In this video clip, Oliver says, “There are some other steps we could take that should be impossible to argue with at this point. . . . On the Senate side, you could grant statehood to Washington, DC, and, if voters there want it, Puerto Rico.”
He points out that adding Puerto Rico and D.C. to the Senate would make that body more representative of the United States as a whole.
(The clip includes some rough language.)
“There are some other steps we could take that should be impossible to argue with at this point. . . . On the Senate side, you could grant statehood to Washington, DC, and, if voters there want it, Puerto Rico.” pic.twitter.com/IHYoyoxJJM
— Eliot (@EliotTricotti) October 2, 2020
Oliver also says that giving statehood to D.C. and Puerto Rico is “the right…thing to do.”
Pointing out that the current political status leaves more than three million U.S. citizens with no representation in the Senate, Oliver took the position that statehood for Puerto Rico is “impossible to argue with at this point.”
Some people are still arguing, and Oliver’s caveat “if the voters there want it,” shows one of the reasons. Another plebiscite, this time with a yes/no question about statehood, is scheduled for November 3, 2020.
John Oliver on territories
John Oliver has shared concerns about territories’ voting rights before. This clip from 2015 begins with Puerto Rico, the largest inhabited territory of the United States.

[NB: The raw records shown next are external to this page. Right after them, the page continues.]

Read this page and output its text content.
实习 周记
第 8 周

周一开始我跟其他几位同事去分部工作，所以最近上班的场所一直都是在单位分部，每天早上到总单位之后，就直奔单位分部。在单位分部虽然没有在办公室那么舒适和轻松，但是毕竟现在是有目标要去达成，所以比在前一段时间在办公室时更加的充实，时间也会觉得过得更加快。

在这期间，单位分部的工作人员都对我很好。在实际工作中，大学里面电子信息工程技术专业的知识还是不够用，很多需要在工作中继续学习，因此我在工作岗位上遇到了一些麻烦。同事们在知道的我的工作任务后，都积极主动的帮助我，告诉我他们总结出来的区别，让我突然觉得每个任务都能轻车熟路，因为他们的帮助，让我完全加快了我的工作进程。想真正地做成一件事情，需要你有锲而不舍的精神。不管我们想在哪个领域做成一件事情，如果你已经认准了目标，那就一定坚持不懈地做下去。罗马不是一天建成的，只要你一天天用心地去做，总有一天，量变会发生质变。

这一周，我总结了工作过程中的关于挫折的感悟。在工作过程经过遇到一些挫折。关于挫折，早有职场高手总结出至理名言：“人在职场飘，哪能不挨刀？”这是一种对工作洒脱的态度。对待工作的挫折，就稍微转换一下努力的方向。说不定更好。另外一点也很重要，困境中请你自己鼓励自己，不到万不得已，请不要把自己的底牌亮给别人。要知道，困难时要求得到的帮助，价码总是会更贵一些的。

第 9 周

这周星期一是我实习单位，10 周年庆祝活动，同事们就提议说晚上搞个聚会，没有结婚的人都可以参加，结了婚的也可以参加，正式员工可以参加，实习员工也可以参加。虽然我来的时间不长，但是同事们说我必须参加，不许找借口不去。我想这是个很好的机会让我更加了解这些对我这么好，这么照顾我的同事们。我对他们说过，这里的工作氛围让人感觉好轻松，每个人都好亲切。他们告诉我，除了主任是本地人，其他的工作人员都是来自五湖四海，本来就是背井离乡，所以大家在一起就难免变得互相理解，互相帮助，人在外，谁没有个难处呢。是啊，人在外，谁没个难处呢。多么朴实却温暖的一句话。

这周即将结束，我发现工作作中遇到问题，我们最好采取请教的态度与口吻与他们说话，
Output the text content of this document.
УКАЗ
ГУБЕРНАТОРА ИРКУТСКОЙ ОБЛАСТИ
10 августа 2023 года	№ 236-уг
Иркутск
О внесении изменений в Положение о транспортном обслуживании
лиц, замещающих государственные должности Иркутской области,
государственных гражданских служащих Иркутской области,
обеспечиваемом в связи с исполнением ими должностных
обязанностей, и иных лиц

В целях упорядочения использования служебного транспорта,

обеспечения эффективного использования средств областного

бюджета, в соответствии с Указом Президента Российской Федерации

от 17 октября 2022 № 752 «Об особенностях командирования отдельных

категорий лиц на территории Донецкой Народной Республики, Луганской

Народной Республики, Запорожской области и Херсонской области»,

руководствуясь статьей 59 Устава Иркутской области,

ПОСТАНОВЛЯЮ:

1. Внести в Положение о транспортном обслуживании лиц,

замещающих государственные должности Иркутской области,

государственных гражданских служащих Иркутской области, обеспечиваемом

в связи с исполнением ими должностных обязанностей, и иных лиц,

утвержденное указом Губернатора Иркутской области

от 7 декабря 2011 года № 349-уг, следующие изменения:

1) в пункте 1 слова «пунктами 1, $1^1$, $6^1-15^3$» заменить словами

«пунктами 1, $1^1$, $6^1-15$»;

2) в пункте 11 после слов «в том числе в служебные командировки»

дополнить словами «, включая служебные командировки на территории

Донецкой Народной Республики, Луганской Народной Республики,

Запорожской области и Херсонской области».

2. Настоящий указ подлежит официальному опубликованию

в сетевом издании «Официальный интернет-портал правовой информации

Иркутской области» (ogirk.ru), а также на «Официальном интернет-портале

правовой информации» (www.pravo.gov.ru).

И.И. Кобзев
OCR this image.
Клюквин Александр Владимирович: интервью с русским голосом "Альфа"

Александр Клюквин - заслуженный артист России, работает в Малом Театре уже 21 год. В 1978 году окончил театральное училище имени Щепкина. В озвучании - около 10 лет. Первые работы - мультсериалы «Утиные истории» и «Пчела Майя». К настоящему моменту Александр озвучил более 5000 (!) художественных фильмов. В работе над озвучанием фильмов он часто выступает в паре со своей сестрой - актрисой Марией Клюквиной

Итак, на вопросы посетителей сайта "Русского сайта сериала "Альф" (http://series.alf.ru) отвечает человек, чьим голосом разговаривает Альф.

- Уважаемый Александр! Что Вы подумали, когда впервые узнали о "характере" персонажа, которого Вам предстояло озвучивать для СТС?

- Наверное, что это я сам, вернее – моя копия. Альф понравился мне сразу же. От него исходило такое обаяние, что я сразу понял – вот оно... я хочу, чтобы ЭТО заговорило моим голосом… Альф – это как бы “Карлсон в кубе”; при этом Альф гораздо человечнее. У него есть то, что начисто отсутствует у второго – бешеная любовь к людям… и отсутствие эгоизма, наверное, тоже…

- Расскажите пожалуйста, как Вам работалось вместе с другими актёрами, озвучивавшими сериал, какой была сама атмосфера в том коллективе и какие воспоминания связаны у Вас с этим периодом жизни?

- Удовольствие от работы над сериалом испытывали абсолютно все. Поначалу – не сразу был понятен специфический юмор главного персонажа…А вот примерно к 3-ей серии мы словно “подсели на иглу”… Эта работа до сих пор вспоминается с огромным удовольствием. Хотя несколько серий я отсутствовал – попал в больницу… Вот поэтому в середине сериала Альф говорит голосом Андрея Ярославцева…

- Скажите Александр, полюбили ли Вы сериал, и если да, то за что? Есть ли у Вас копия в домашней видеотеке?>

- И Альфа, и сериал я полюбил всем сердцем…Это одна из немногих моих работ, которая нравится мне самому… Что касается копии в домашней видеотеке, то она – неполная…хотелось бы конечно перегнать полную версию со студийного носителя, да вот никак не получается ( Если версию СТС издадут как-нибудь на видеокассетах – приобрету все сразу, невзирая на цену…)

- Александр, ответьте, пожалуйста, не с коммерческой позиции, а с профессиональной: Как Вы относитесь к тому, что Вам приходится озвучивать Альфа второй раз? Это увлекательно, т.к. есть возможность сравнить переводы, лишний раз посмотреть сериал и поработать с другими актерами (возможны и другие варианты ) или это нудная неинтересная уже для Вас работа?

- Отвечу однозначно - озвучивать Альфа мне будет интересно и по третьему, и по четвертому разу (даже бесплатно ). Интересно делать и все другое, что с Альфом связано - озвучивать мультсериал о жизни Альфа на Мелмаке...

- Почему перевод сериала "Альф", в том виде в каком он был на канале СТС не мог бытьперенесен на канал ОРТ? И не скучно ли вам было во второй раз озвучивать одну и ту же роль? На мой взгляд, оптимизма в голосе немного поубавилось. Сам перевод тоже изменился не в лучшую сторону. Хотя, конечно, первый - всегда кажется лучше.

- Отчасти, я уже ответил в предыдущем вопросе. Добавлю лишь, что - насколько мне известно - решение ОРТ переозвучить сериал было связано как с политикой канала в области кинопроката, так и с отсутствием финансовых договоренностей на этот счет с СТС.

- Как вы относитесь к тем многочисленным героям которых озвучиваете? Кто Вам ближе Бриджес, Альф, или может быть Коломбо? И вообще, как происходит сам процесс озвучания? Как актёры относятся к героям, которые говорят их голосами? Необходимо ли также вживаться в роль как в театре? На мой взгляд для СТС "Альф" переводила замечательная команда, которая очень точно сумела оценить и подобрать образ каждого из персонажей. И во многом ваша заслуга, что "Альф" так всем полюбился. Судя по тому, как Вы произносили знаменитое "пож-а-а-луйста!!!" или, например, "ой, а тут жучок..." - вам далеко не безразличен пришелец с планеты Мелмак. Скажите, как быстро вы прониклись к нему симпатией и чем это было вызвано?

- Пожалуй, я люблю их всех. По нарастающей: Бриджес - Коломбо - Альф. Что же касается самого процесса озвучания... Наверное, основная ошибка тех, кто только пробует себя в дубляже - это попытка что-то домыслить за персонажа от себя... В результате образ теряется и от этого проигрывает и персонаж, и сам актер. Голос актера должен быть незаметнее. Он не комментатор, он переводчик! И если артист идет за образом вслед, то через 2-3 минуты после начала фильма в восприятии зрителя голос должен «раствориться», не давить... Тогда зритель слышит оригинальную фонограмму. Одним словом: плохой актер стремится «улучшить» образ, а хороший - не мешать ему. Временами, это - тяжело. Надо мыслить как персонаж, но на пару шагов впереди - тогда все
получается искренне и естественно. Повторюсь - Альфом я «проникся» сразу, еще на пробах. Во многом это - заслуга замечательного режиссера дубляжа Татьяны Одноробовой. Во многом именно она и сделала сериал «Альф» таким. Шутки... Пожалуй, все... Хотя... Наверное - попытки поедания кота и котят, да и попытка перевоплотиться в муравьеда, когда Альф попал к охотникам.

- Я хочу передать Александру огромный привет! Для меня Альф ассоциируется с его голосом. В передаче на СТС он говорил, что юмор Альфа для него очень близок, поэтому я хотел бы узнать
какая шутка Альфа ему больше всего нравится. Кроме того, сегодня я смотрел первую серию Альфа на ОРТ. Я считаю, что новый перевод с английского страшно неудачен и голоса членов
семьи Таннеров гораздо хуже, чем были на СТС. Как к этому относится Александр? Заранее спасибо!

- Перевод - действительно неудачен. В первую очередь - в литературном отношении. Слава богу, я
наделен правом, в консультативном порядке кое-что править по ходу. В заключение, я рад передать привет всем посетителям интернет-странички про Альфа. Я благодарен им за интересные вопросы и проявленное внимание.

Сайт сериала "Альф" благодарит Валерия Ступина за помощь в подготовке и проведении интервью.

Oliver glances at the Insular Cases and points out that Puerto Rico has only limited ability to participate in the legislative process. Whether Puerto Rico chooses statehood or not, he says, “it’s a little weird” that Puerto Rico doesn’t have a vote in Congress.
Support for statehood
U.S. courts have ruled repeatedly that territories can’t have voting rights equal to States. In the United States, individual voters do not elect the president; States do, through the Electoral College. Since Puerto Rico is not a State, voters in Puerto Rico can vote in presidential primaries, but not in the presidential election.
As a State, Puerto Rico would automatically have the ability to vote in presidential races, as well as equal rights and responsibilities of statehood.
Oliver, like many Americans, may have realized over the years that giving someone the ability to vote doesn’t solve the problems of inequality that exist in the territory. He apparently has joined the majority of Americans, including Puerto Ricans, in recognizing the dignity and democratic integrity of statehood for Puerto Rico.